Cassimin · 05/12/2021 19:53

BananaBlue

We’ve also had support from CAMHS, which I sourced myself. Counselling from a local service, again sourced by myself.
I have worked with young people with neurodevelopmental conditions.
I have volunteered with Homestart supporting new mums
I have been employed by barnardos
All of my adult children work with vulnerable adults/young people.
I had my first child aged 17 and was a single mum so I know a fair bit about people who are vulnerable or who may require the services of a social worker, just not how much the government provides them with or how they spend it.

Oh and some of the 23 Sw have been amazing, some hopeless.
On the question of how many Arthur’s there are, my Fson could have been one if it wasn’t for the actions of an amazing SW.

BananaBlue · 05/12/2021 19:54

@Cassimin which is why I don’t understand your viewpoint.

Cant SWs make government more aware of their concerns?

Then you said the managers should get SW to attend councillor meetings and tell them what’s happening.

I’m surprised that you assume that the councillors and politicians don’t already know.

You also seem to think that SWs are to blame as they aren’t doing anything to alert the politicians (you know those who have the power and means to make change) as to the conditions.

Only the politicians can initiate change in SW & rest of public sector. They already know as LA and SC do not operate in silo.
If they wanted change it would have started already.

Anyway I won’t be responding again because it’s going round in circles.

BananaBlue · 05/12/2021 19:59

@HaaaaaveyoumetTed and @AndreaC67. Bloody hell.
Those figures are horrendous. And presumably the ratio will get worse as more boomers retire and EU folk leave.

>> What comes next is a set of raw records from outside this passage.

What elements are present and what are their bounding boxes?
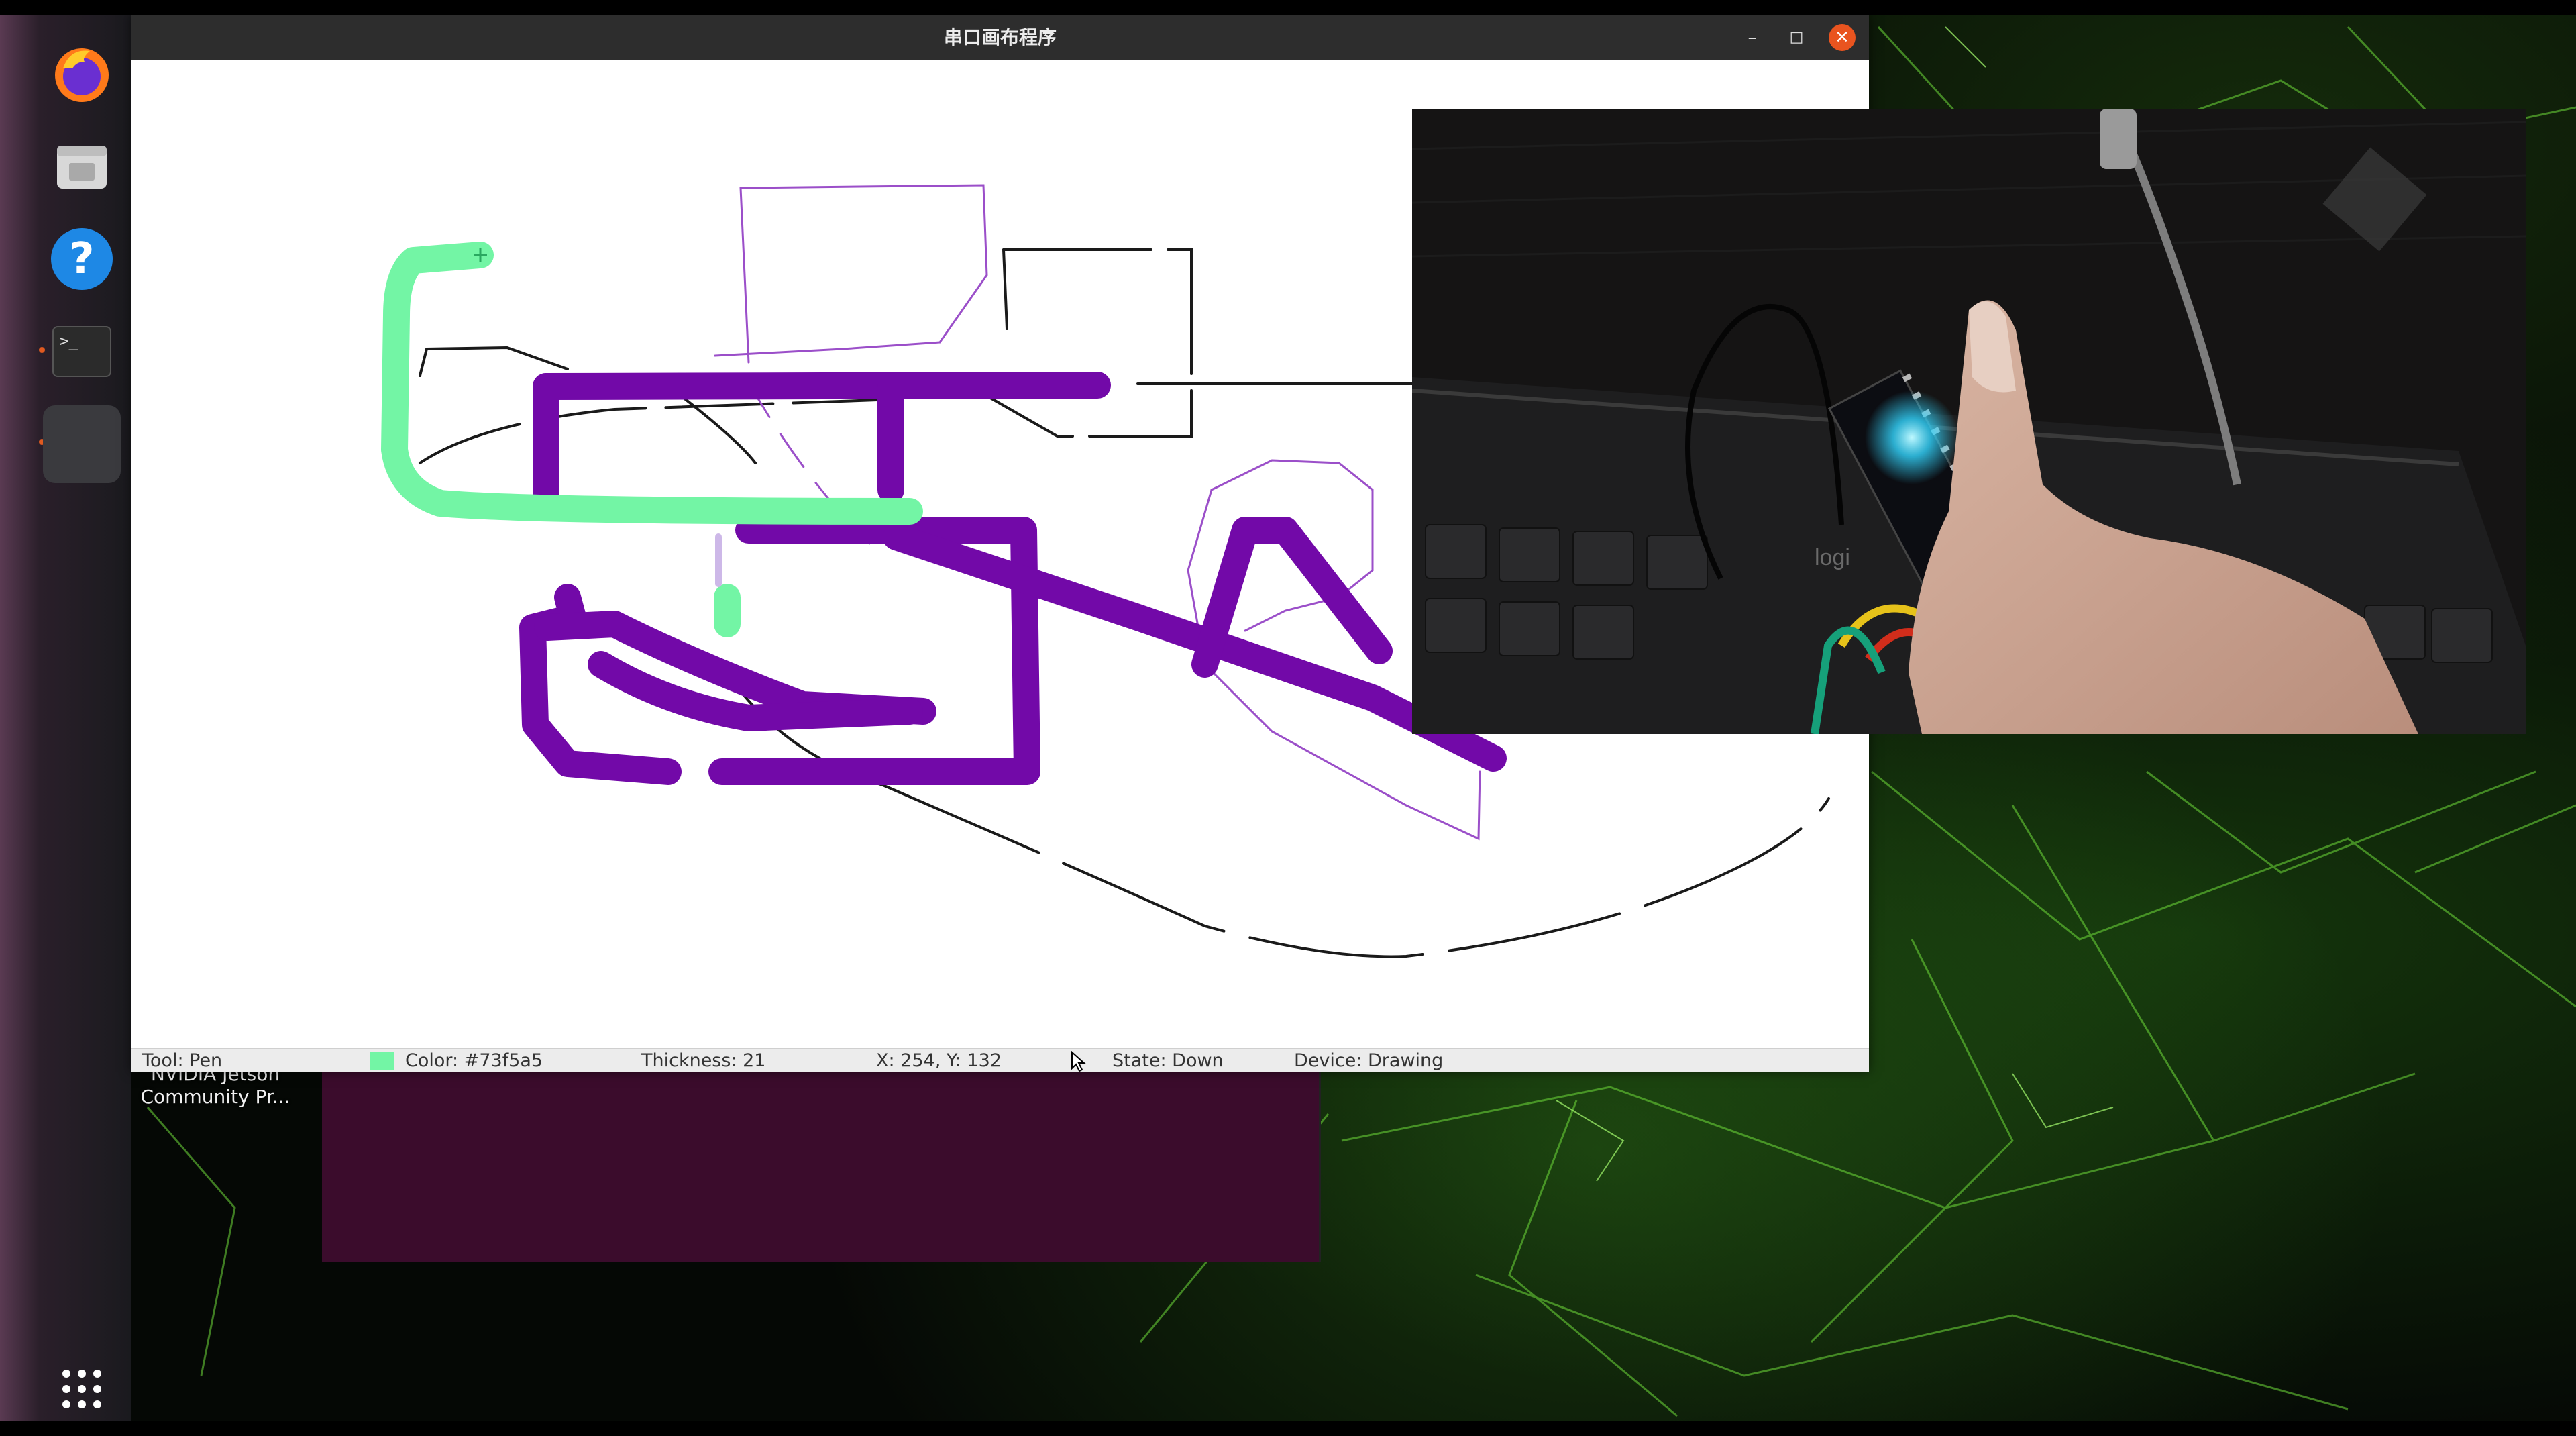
status-color: Color: #73f5a5 <box>405 1050 543 1071</box>
dock: ? >_ <box>0 15 131 1421</box>
close-button[interactable]: ✕ <box>1829 24 1856 51</box>
bottom-letterbox <box>0 1421 2576 1436</box>
blue-led <box>1865 391 1959 484</box>
camera-video-overlay: logi <box>1412 109 2526 734</box>
terminal-icon: >_ <box>52 326 111 377</box>
status-coords: X: 254, Y: 132 <box>876 1050 1002 1071</box>
window-titlebar[interactable]: 串口画布程序 – □ ✕ <box>131 15 1869 60</box>
thick-purple-strokes <box>519 372 1507 785</box>
dock-item-firefox[interactable] <box>43 35 121 113</box>
window-title: 串口画布程序 <box>943 26 1057 48</box>
files-icon <box>57 146 107 189</box>
desktop-screen: ? >_ NVIDIA Jetson Community Pr... 串口画布程… <box>0 0 2576 1436</box>
status-state: State: Down <box>1112 1050 1224 1071</box>
active-app-icon <box>62 424 102 464</box>
top-letterbox <box>0 0 2576 15</box>
firefox-icon <box>55 48 109 102</box>
keyboard-brand: logi <box>1815 545 1850 570</box>
help-icon: ? <box>51 228 113 290</box>
dock-item-files[interactable] <box>43 127 121 205</box>
maximize-button[interactable]: □ <box>1783 24 1810 51</box>
dock-item-help[interactable]: ? <box>43 220 121 298</box>
dock-item-active-app[interactable] <box>43 405 121 483</box>
dock-show-apps[interactable] <box>43 1350 121 1428</box>
terminal-window[interactable] <box>322 1067 1321 1262</box>
apps-grid-icon <box>62 1370 101 1408</box>
camera-scene: logi <box>1412 109 2526 734</box>
status-device: Device: Drawing <box>1294 1050 1444 1071</box>
minimize-button[interactable]: – <box>1739 24 1766 51</box>
status-bar: Tool: Pen Color: #73f5a5 Thickness: 21 X… <box>131 1048 1869 1072</box>
dock-item-terminal[interactable]: >_ <box>43 313 121 391</box>
status-color-swatch <box>370 1052 394 1070</box>
green-strokes <box>381 242 923 637</box>
status-thickness: Thickness: 21 <box>641 1050 766 1071</box>
mouse-pointer-icon <box>1071 1051 1086 1072</box>
usb-plug <box>2100 109 2137 169</box>
desktop-icon-label-line2: Community Pr... <box>140 1086 290 1108</box>
status-tool: Tool: Pen <box>142 1050 223 1071</box>
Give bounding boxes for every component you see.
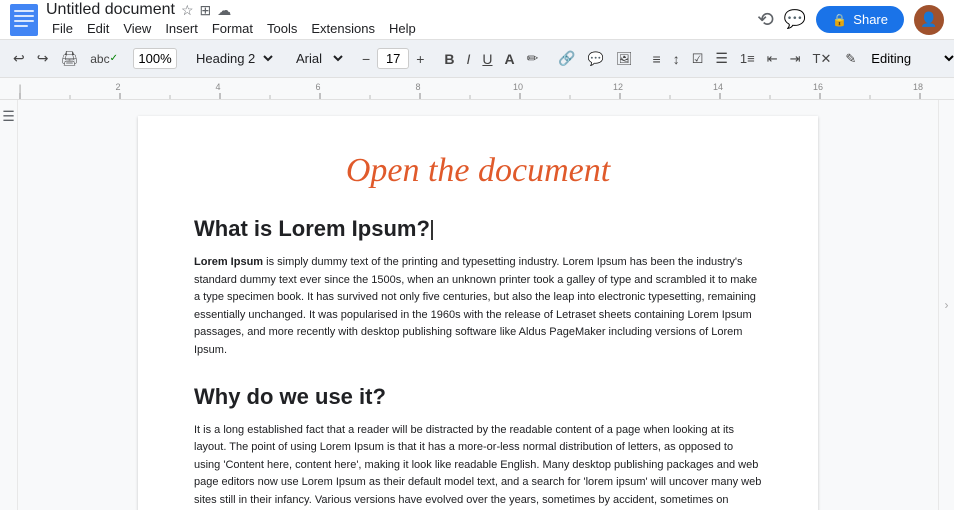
text-cursor bbox=[431, 220, 433, 240]
doc-area: Open the document What is Lorem Ipsum? L… bbox=[18, 100, 938, 510]
font-size-decrease[interactable]: − bbox=[357, 48, 375, 70]
ordered-list-button[interactable]: 1≡ bbox=[735, 48, 760, 69]
star-icon[interactable]: ☆ bbox=[181, 2, 194, 19]
checklist-button[interactable]: ☑ bbox=[687, 48, 709, 70]
menu-format[interactable]: Format bbox=[206, 19, 259, 38]
font-size-increase[interactable]: + bbox=[411, 48, 429, 70]
font-select[interactable]: Arial Times New Roman bbox=[287, 47, 347, 70]
indent-decrease-button[interactable]: ⇤ bbox=[762, 48, 783, 70]
share-button[interactable]: 🔒 Share bbox=[816, 6, 904, 33]
svg-text:18: 18 bbox=[913, 82, 923, 92]
title-bar-right: ⟲ 💬 🔒 Share 👤 bbox=[757, 5, 944, 35]
comment-icon[interactable]: 💬 bbox=[784, 9, 806, 30]
indent-increase-button[interactable]: ⇥ bbox=[785, 48, 806, 70]
print-button[interactable]: 🖨 bbox=[55, 47, 83, 70]
image-button[interactable]: 🖼 bbox=[611, 48, 638, 70]
svg-text:16: 16 bbox=[813, 82, 823, 92]
line-spacing-button[interactable]: ↕ bbox=[668, 48, 685, 70]
heading-style-select[interactable]: Heading 2 Normal text Heading 1 Heading … bbox=[187, 47, 277, 70]
section-2: Why do we use it? It is a long establish… bbox=[194, 384, 762, 510]
folder-icon[interactable]: ⊞ bbox=[200, 2, 212, 19]
document-display-title: Open the document bbox=[194, 152, 762, 190]
comment-insert-button[interactable]: 💬 bbox=[583, 48, 609, 70]
collapse-panel-icon[interactable]: › bbox=[945, 298, 949, 312]
doc-icon bbox=[10, 4, 38, 36]
svg-text:14: 14 bbox=[713, 82, 723, 92]
menu-extensions[interactable]: Extensions bbox=[305, 19, 381, 38]
highlight-button[interactable]: ✏ bbox=[522, 47, 544, 70]
doc-title[interactable]: Untitled document bbox=[46, 1, 175, 19]
section-1-heading: What is Lorem Ipsum? bbox=[194, 216, 762, 242]
doc-page[interactable]: Open the document What is Lorem Ipsum? L… bbox=[138, 116, 818, 510]
lock-icon: 🔒 bbox=[832, 13, 847, 27]
menu-edit[interactable]: Edit bbox=[81, 19, 115, 38]
svg-text:6: 6 bbox=[315, 82, 320, 92]
svg-text:4: 4 bbox=[215, 82, 220, 92]
cloud-icon[interactable]: ☁ bbox=[217, 2, 231, 19]
right-panel: › bbox=[938, 100, 954, 510]
toolbar: ↩ ↪ 🖨 abc✓ Heading 2 Normal text Heading… bbox=[0, 40, 954, 78]
avatar: 👤 bbox=[914, 5, 944, 35]
ruler: | 2 4 6 8 10 12 14 16 18 bbox=[0, 78, 954, 100]
zoom-input[interactable] bbox=[133, 48, 177, 69]
section-1: What is Lorem Ipsum? Lorem Ipsum is simp… bbox=[194, 216, 762, 360]
list-button[interactable]: ☰ bbox=[710, 47, 733, 70]
svg-text:8: 8 bbox=[415, 82, 420, 92]
align-button[interactable]: ≡ bbox=[648, 48, 666, 70]
ruler-svg: | 2 4 6 8 10 12 14 16 18 bbox=[10, 78, 954, 100]
outline-icon[interactable]: ☰ bbox=[2, 108, 15, 125]
svg-text:2: 2 bbox=[115, 82, 120, 92]
share-label: Share bbox=[853, 12, 888, 27]
spellcheck-button[interactable]: abc✓ bbox=[85, 49, 123, 69]
menu-view[interactable]: View bbox=[117, 19, 157, 38]
text-color-button[interactable]: A bbox=[500, 48, 520, 70]
redo-button[interactable]: ↪ bbox=[32, 47, 54, 70]
section-2-body: It is a long established fact that a rea… bbox=[194, 422, 762, 510]
title-row: Untitled document ☆ ⊞ ☁ bbox=[46, 1, 757, 19]
underline-button[interactable]: U bbox=[477, 48, 497, 70]
font-size-input[interactable] bbox=[377, 48, 409, 69]
menu-help[interactable]: Help bbox=[383, 19, 422, 38]
lorem-ipsum-bold: Lorem Ipsum bbox=[194, 256, 263, 268]
menu-insert[interactable]: Insert bbox=[159, 19, 204, 38]
clear-format-button[interactable]: T✕ bbox=[808, 48, 837, 70]
editing-mode-select[interactable]: Editing Suggesting Viewing bbox=[863, 48, 954, 69]
menu-file[interactable]: File bbox=[46, 19, 79, 38]
link-button[interactable]: 🔗 bbox=[553, 47, 580, 70]
svg-text:10: 10 bbox=[513, 82, 523, 92]
undo-button[interactable]: ↩ bbox=[8, 47, 30, 70]
italic-button[interactable]: I bbox=[462, 48, 476, 70]
menu-bar: File Edit View Insert Format Tools Exten… bbox=[46, 19, 757, 38]
svg-text:|: | bbox=[19, 83, 21, 93]
bold-button[interactable]: B bbox=[439, 48, 459, 70]
title-area: Untitled document ☆ ⊞ ☁ File Edit View I… bbox=[46, 1, 757, 38]
left-panel: ☰ bbox=[0, 100, 18, 510]
title-bar: Untitled document ☆ ⊞ ☁ File Edit View I… bbox=[0, 0, 954, 40]
pencil-mode-icon[interactable]: ✎ bbox=[840, 48, 861, 70]
svg-text:12: 12 bbox=[613, 82, 623, 92]
section-2-heading: Why do we use it? bbox=[194, 384, 762, 410]
section-1-body: Lorem Ipsum is simply dummy text of the … bbox=[194, 254, 762, 360]
menu-tools[interactable]: Tools bbox=[261, 19, 303, 38]
history-icon[interactable]: ⟲ bbox=[757, 7, 774, 32]
main-area: ☰ Open the document What is Lorem Ipsum?… bbox=[0, 100, 954, 510]
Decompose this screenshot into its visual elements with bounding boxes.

How many more children have to be injured or die before something gives?
There’s no good way of saying this but I’m surprised there aren’t more.

What happens when those children grow up and raise their families? Many will recreate what they know if the support isn’t there.

Cassimin · 05/12/2021 20:17

BananaBlue
I understand that you’re not responding anymore as it IS going round in circles but I think I may have not explained it properly.
I know the politicians know but I’m thinking maybe more of a public show to ensure that the public know what’s going on.
A SW earlier on said she would welcome a panorama style programme. Maybe this is what is needed to shock us all.

WearyGranny · 05/12/2021 20:23

This reply has been deleted

Message withdrawn at poster's request.